In the UK, pioneers such as Dark Star in Sussex started importing US hops, and Meantime in Greenwich unearthed original recipes and recreated strong, forgotten beers for the modern bar and dining table. Thornbridge started out in Derbyshire in 2005 with a pair of young brewers (Martin Dickie and Stefano Cossi) who embraced the new global mash-up of ideas and were given freedom to experiment with them. 
And when Dickie left in 2007 to start up the brash, punkish BrewDog with James Watt, British craft beer had a full cast of heroes, and headlines.



Demand exploded. There are now more than 800 breweries in the UK – higher than at any time since the Forties with about 80 openings each year. Camra itself has seen membership more than double in the past decade, and its beer festivals now sell out in advance. Even the dimpled pint jug has been re-appropriated by real ale-loving hipsters. Watt, Brew Dog’s ‘Captain’, is in no doubt as to why the change took place: 
We were becoming increasingly disillusioned with what was available, and wanted more than cold fizz and generic big brands.” 

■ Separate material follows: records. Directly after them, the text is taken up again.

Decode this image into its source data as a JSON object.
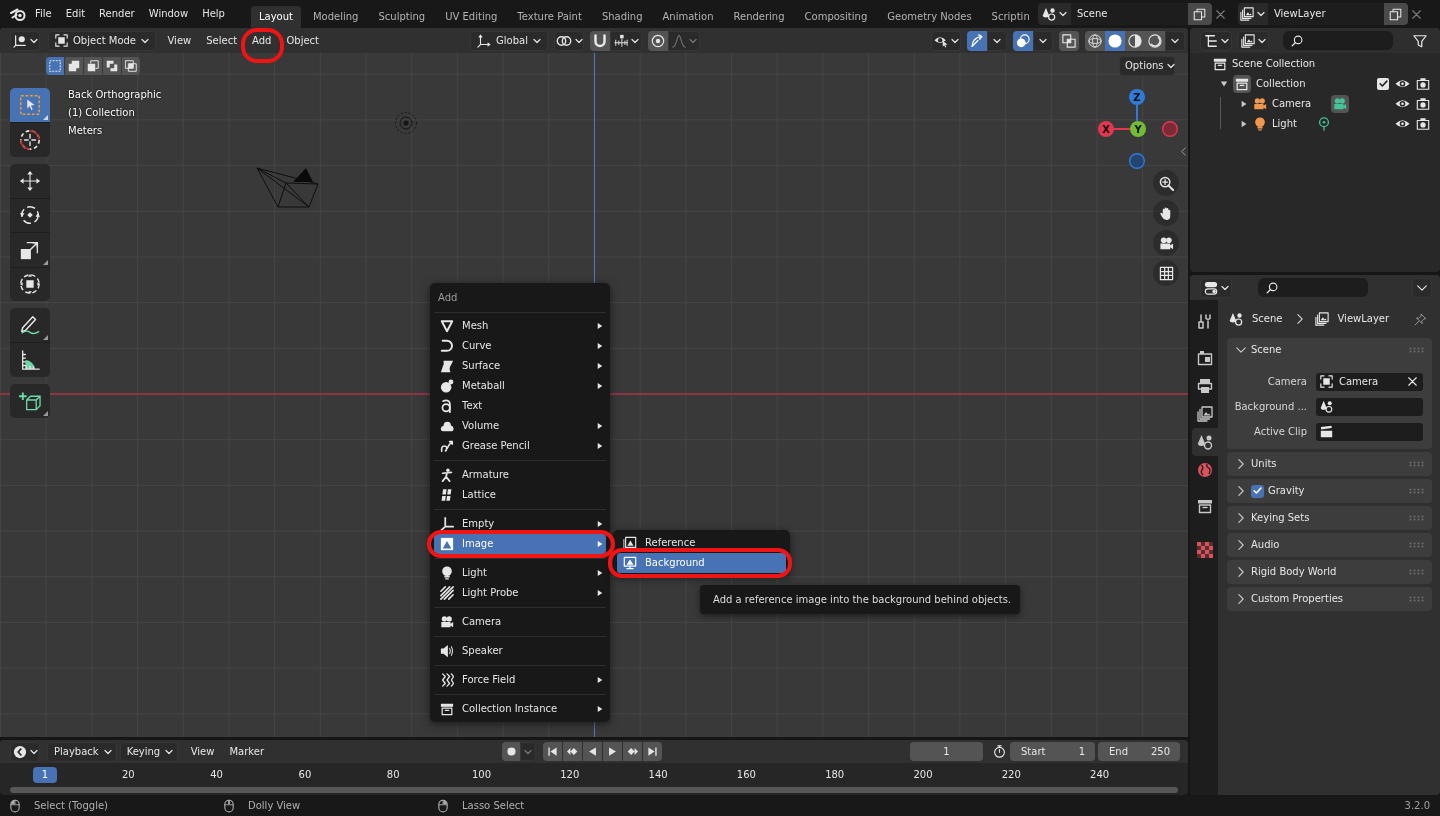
{
  "top_bar": {
    "menus": [
      "File",
      "Edit",
      "Render",
      "Window",
      "Help"
    ],
    "workspaces": [
      {
        "label": "Layout",
        "selected": true
      },
      {
        "label": "Modeling",
        "selected": false
      },
      {
        "label": "Sculpting",
        "selected": false
      },
      {
        "label": "UV Editing",
        "selected": false
      },
      {
        "label": "Texture Paint",
        "selected": false
      },
      {
        "label": "Shading",
        "selected": false
      },
      {
        "label": "Animation",
        "selected": false
      },
      {
        "label": "Rendering",
        "selected": false
      },
      {
        "label": "Compositing",
        "selected": false
      },
      {
        "label": "Geometry Nodes",
        "selected": false
      },
      {
        "label": "Scriptin",
        "selected": false
      }
    ],
    "scene": "Scene",
    "view_layer": "ViewLayer"
  },
  "viewport": {
    "header": {
      "mode": "Object Mode",
      "menus": [
        {
          "label": "View",
          "highlighted": false
        },
        {
          "label": "Select",
          "highlighted": false
        },
        {
          "label": "Add",
          "highlighted": true
        },
        {
          "label": "Object",
          "highlighted": false
        }
      ],
      "orientation": "Global",
      "snap": {
        "on": false
      },
      "proportional": {
        "on": false
      },
      "gizmos": {
        "on": true
      },
      "overlays": {
        "on": true
      },
      "xray": {
        "on": false
      },
      "shading": [
        {
          "kind": "wireframe",
          "selected": false
        },
        {
          "kind": "solid",
          "selected": true
        },
        {
          "kind": "material",
          "selected": false
        },
        {
          "kind": "rendered",
          "selected": false
        }
      ]
    },
    "select_modes": [
      {
        "kind": "set",
        "selected": true
      },
      {
        "kind": "extend",
        "selected": false
      },
      {
        "kind": "subtract",
        "selected": false
      },
      {
        "kind": "difference",
        "selected": false
      },
      {
        "kind": "intersect",
        "selected": false
      }
    ],
    "options": "Options",
    "info": [
      "Back Orthographic",
      "(1) Collection",
      "Meters"
    ],
    "tool_groups": [
      {
        "tools": [
          {
            "kind": "select_box",
            "selected": true,
            "variants": true
          },
          {
            "kind": "cursor",
            "selected": false,
            "variants": false
          }
        ]
      },
      {
        "tools": [
          {
            "kind": "move",
            "selected": false,
            "variants": false
          },
          {
            "kind": "rotate",
            "selected": false,
            "variants": false
          },
          {
            "kind": "scale",
            "selected": false,
            "variants": true
          },
          {
            "kind": "transform",
            "selected": false,
            "variants": false
          }
        ]
      },
      {
        "tools": [
          {
            "kind": "annotate",
            "selected": false,
            "variants": true
          },
          {
            "kind": "measure",
            "selected": false,
            "variants": false
          }
        ]
      },
      {
        "tools": [
          {
            "kind": "add_cube",
            "selected": false,
            "variants": true
          }
        ]
      }
    ],
    "gizmo_axes": [
      {
        "kind": "z",
        "label": "Z"
      },
      {
        "kind": "y",
        "label": "Y"
      },
      {
        "kind": "x",
        "label": "X"
      }
    ],
    "nav_buttons": [
      {
        "kind": "zoom"
      },
      {
        "kind": "pan"
      },
      {
        "kind": "camera"
      },
      {
        "kind": "ortho"
      }
    ]
  },
  "add_menu": {
    "title": "Add",
    "sections": [
      {
        "items": [
          {
            "kind": "mesh",
            "label": "Mesh",
            "submenu": true,
            "selected": false,
            "highlighted": false
          },
          {
            "kind": "curve",
            "label": "Curve",
            "submenu": true,
            "selected": false,
            "highlighted": false
          },
          {
            "kind": "surface",
            "label": "Surface",
            "submenu": true,
            "selected": false,
            "highlighted": false
          },
          {
            "kind": "metaball",
            "label": "Metaball",
            "submenu": true,
            "selected": false,
            "highlighted": false
          },
          {
            "kind": "text",
            "label": "Text",
            "submenu": false,
            "selected": false,
            "highlighted": false
          },
          {
            "kind": "volume",
            "label": "Volume",
            "submenu": true,
            "selected": false,
            "highlighted": false
          },
          {
            "kind": "grease_pencil",
            "label": "Grease Pencil",
            "submenu": true,
            "selected": false,
            "highlighted": false
          }
        ]
      },
      {
        "items": [
          {
            "kind": "armature",
            "label": "Armature",
            "submenu": false,
            "selected": false,
            "highlighted": false
          },
          {
            "kind": "lattice",
            "label": "Lattice",
            "submenu": false,
            "selected": false,
            "highlighted": false
          }
        ]
      },
      {
        "items": [
          {
            "kind": "empty",
            "label": "Empty",
            "submenu": true,
            "selected": false,
            "highlighted": false
          },
          {
            "kind": "image",
            "label": "Image",
            "submenu": true,
            "selected": true,
            "highlighted": true
          }
        ]
      },
      {
        "items": [
          {
            "kind": "light",
            "label": "Light",
            "submenu": true,
            "selected": false,
            "highlighted": false
          },
          {
            "kind": "light_probe",
            "label": "Light Probe",
            "submenu": true,
            "selected": false,
            "highlighted": false
          }
        ]
      },
      {
        "items": [
          {
            "kind": "camera",
            "label": "Camera",
            "submenu": false,
            "selected": false,
            "highlighted": false
          }
        ]
      },
      {
        "items": [
          {
            "kind": "speaker",
            "label": "Speaker",
            "submenu": false,
            "selected": false,
            "highlighted": false
          }
        ]
      },
      {
        "items": [
          {
            "kind": "force_field",
            "label": "Force Field",
            "submenu": true,
            "selected": false,
            "highlighted": false
          }
        ]
      },
      {
        "items": [
          {
            "kind": "collection_instance",
            "label": "Collection Instance",
            "submenu": true,
            "selected": false,
            "highlighted": false
          }
        ]
      }
    ]
  },
  "image_submenu": {
    "items": [
      {
        "kind": "reference",
        "label": "Reference",
        "submenu": false,
        "selected": false,
        "highlighted": false
      },
      {
        "kind": "background",
        "label": "Background",
        "submenu": false,
        "selected": true,
        "highlighted": true
      }
    ]
  },
  "tooltip": "Add a reference image into the background behind objects.",
  "outliner": {
    "tree": [
      {
        "kind": "collection",
        "label": "Scene Collection",
        "active": false,
        "children": [
          {
            "kind": "collection",
            "label": "Collection",
            "active": true,
            "expanded": true,
            "checked": true,
            "visible": true,
            "renderable": true,
            "children": [
              {
                "kind": "camera",
                "label": "Camera",
                "active": false,
                "expanded": false,
                "visible": true,
                "renderable": true,
                "data": {
                  "kind": "camera",
                  "active": true
                }
              },
              {
                "kind": "light",
                "label": "Light",
                "active": false,
                "expanded": false,
                "visible": true,
                "renderable": true,
                "data": {
                  "kind": "light",
                  "active": false
                }
              }
            ]
          }
        ]
      }
    ]
  },
  "properties": {
    "tab_groups": [
      {
        "tabs": [
          {
            "kind": "tool",
            "selected": false
          }
        ]
      },
      {
        "tabs": [
          {
            "kind": "render",
            "selected": false
          },
          {
            "kind": "output",
            "selected": false
          },
          {
            "kind": "view_layer",
            "selected": false
          },
          {
            "kind": "scene",
            "selected": true
          },
          {
            "kind": "world",
            "selected": false
          }
        ]
      },
      {
        "tabs": [
          {
            "kind": "collection",
            "selected": false
          }
        ]
      },
      {
        "tabs": [
          {
            "kind": "texture",
            "selected": false
          }
        ]
      }
    ],
    "breadcrumb": [
      {
        "kind": "scene",
        "label": "Scene"
      },
      {
        "kind": "view_layer",
        "label": "ViewLayer"
      }
    ],
    "panels": [
      {
        "kind": "plain",
        "title": "Scene",
        "expanded": true,
        "fields": [
          {
            "kind": "object",
            "label": "Camera",
            "value": "Camera",
            "clearable": true
          },
          {
            "kind": "scene",
            "label": "Background ...",
            "clearable": false
          },
          {
            "kind": "clip",
            "label": "Active Clip",
            "clearable": false
          }
        ]
      },
      {
        "kind": "plain",
        "title": "Units",
        "expanded": false
      },
      {
        "kind": "toggle",
        "title": "Gravity",
        "expanded": false,
        "checked": true
      },
      {
        "kind": "plain",
        "title": "Keying Sets",
        "expanded": false
      },
      {
        "kind": "plain",
        "title": "Audio",
        "expanded": false
      },
      {
        "kind": "plain",
        "title": "Rigid Body World",
        "expanded": false
      },
      {
        "kind": "plain",
        "title": "Custom Properties",
        "expanded": false
      }
    ]
  },
  "timeline": {
    "menus": [
      {
        "kind": "dropdown",
        "label": "Playback"
      },
      {
        "kind": "dropdown",
        "label": "Keying"
      },
      {
        "kind": "plain",
        "label": "View"
      },
      {
        "kind": "plain",
        "label": "Marker"
      }
    ],
    "transport": [
      {
        "kind": "jump_start"
      },
      {
        "kind": "prev_key"
      },
      {
        "kind": "play_reverse"
      },
      {
        "kind": "play"
      },
      {
        "kind": "next_key"
      },
      {
        "kind": "jump_end"
      }
    ],
    "current_frame": "1",
    "start": {
      "label": "Start",
      "value": "1"
    },
    "end": {
      "label": "End",
      "value": "250"
    },
    "ruler": [
      {
        "label": "1",
        "selected": true
      },
      {
        "label": "20",
        "selected": false
      },
      {
        "label": "40",
        "selected": false
      },
      {
        "label": "60",
        "selected": false
      },
      {
        "label": "80",
        "selected": false
      },
      {
        "label": "100",
        "selected": false
      },
      {
        "label": "120",
        "selected": false
      },
      {
        "label": "140",
        "selected": false
      },
      {
        "label": "160",
        "selected": false
      },
      {
        "label": "180",
        "selected": false
      },
      {
        "label": "200",
        "selected": false
      },
      {
        "label": "220",
        "selected": false
      },
      {
        "label": "240",
        "selected": false
      }
    ]
  },
  "status_bar": {
    "hints": [
      {
        "kind": "left",
        "label": "Select (Toggle)"
      },
      {
        "kind": "middle",
        "label": "Dolly View"
      },
      {
        "kind": "right",
        "label": "Lasso Select"
      }
    ],
    "version": "3.2.0"
  }
}
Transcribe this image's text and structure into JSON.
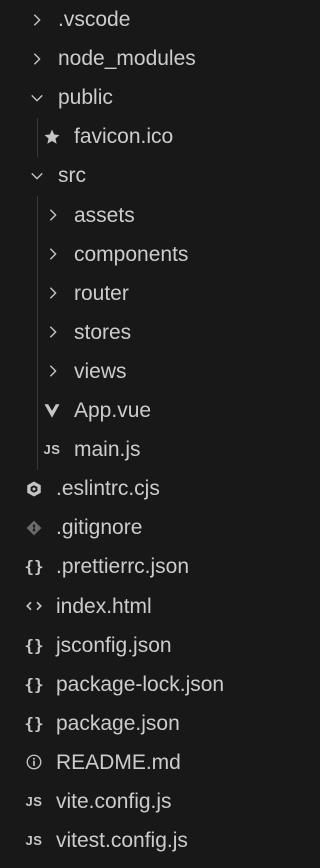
{
  "explorer": {
    "items": [
      {
        "label": ".vscode",
        "kind": "folder",
        "expanded": false,
        "depth": 0
      },
      {
        "label": "node_modules",
        "kind": "folder",
        "expanded": false,
        "depth": 0
      },
      {
        "label": "public",
        "kind": "folder",
        "expanded": true,
        "depth": 0
      },
      {
        "label": "favicon.ico",
        "kind": "file",
        "icon": "star-icon",
        "depth": 1
      },
      {
        "label": "src",
        "kind": "folder",
        "expanded": true,
        "depth": 0
      },
      {
        "label": "assets",
        "kind": "folder",
        "expanded": false,
        "depth": 1
      },
      {
        "label": "components",
        "kind": "folder",
        "expanded": false,
        "depth": 1
      },
      {
        "label": "router",
        "kind": "folder",
        "expanded": false,
        "depth": 1
      },
      {
        "label": "stores",
        "kind": "folder",
        "expanded": false,
        "depth": 1
      },
      {
        "label": "views",
        "kind": "folder",
        "expanded": false,
        "depth": 1
      },
      {
        "label": "App.vue",
        "kind": "file",
        "icon": "vue-icon",
        "depth": 1
      },
      {
        "label": "main.js",
        "kind": "file",
        "icon": "js-icon",
        "depth": 1
      },
      {
        "label": ".eslintrc.cjs",
        "kind": "file",
        "icon": "eslint-icon",
        "depth": 0
      },
      {
        "label": ".gitignore",
        "kind": "file",
        "icon": "git-icon",
        "depth": 0
      },
      {
        "label": ".prettierrc.json",
        "kind": "file",
        "icon": "json-braces-icon",
        "depth": 0
      },
      {
        "label": "index.html",
        "kind": "file",
        "icon": "html-icon",
        "depth": 0
      },
      {
        "label": "jsconfig.json",
        "kind": "file",
        "icon": "json-braces-icon",
        "depth": 0
      },
      {
        "label": "package-lock.json",
        "kind": "file",
        "icon": "json-braces-icon",
        "depth": 0
      },
      {
        "label": "package.json",
        "kind": "file",
        "icon": "json-braces-icon",
        "depth": 0
      },
      {
        "label": "README.md",
        "kind": "file",
        "icon": "info-icon",
        "depth": 0
      },
      {
        "label": "vite.config.js",
        "kind": "file",
        "icon": "js-icon",
        "depth": 0
      },
      {
        "label": "vitest.config.js",
        "kind": "file",
        "icon": "js-icon",
        "depth": 0
      }
    ]
  },
  "icon_text": {
    "js": "JS",
    "braces": "{}"
  },
  "colors": {
    "background": "#181818",
    "text": "#cccccc",
    "icon": "#c5c5c5"
  }
}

Counter-intuitively, the recession lit the touch-paper for this pent-up demand for something better. Emma Cole manages the new Craft Beer Co in Brighton. “People don’t have as much money so they go to the pub less,” she says. “But when they do go out, they want something different and better than the usual. Our clientele is aged 25 to 45, settled down but with a bit of money to spend. They’re the kind of people who think about what they buy, especially when it comes to food and drink.”

Artisan Thinking - the foodie revolution that has swept Britain over the past 20 years is predicated on localism, natural ingredients, bolder flavours and artisanal methods. Small-scale brewing ticks every box.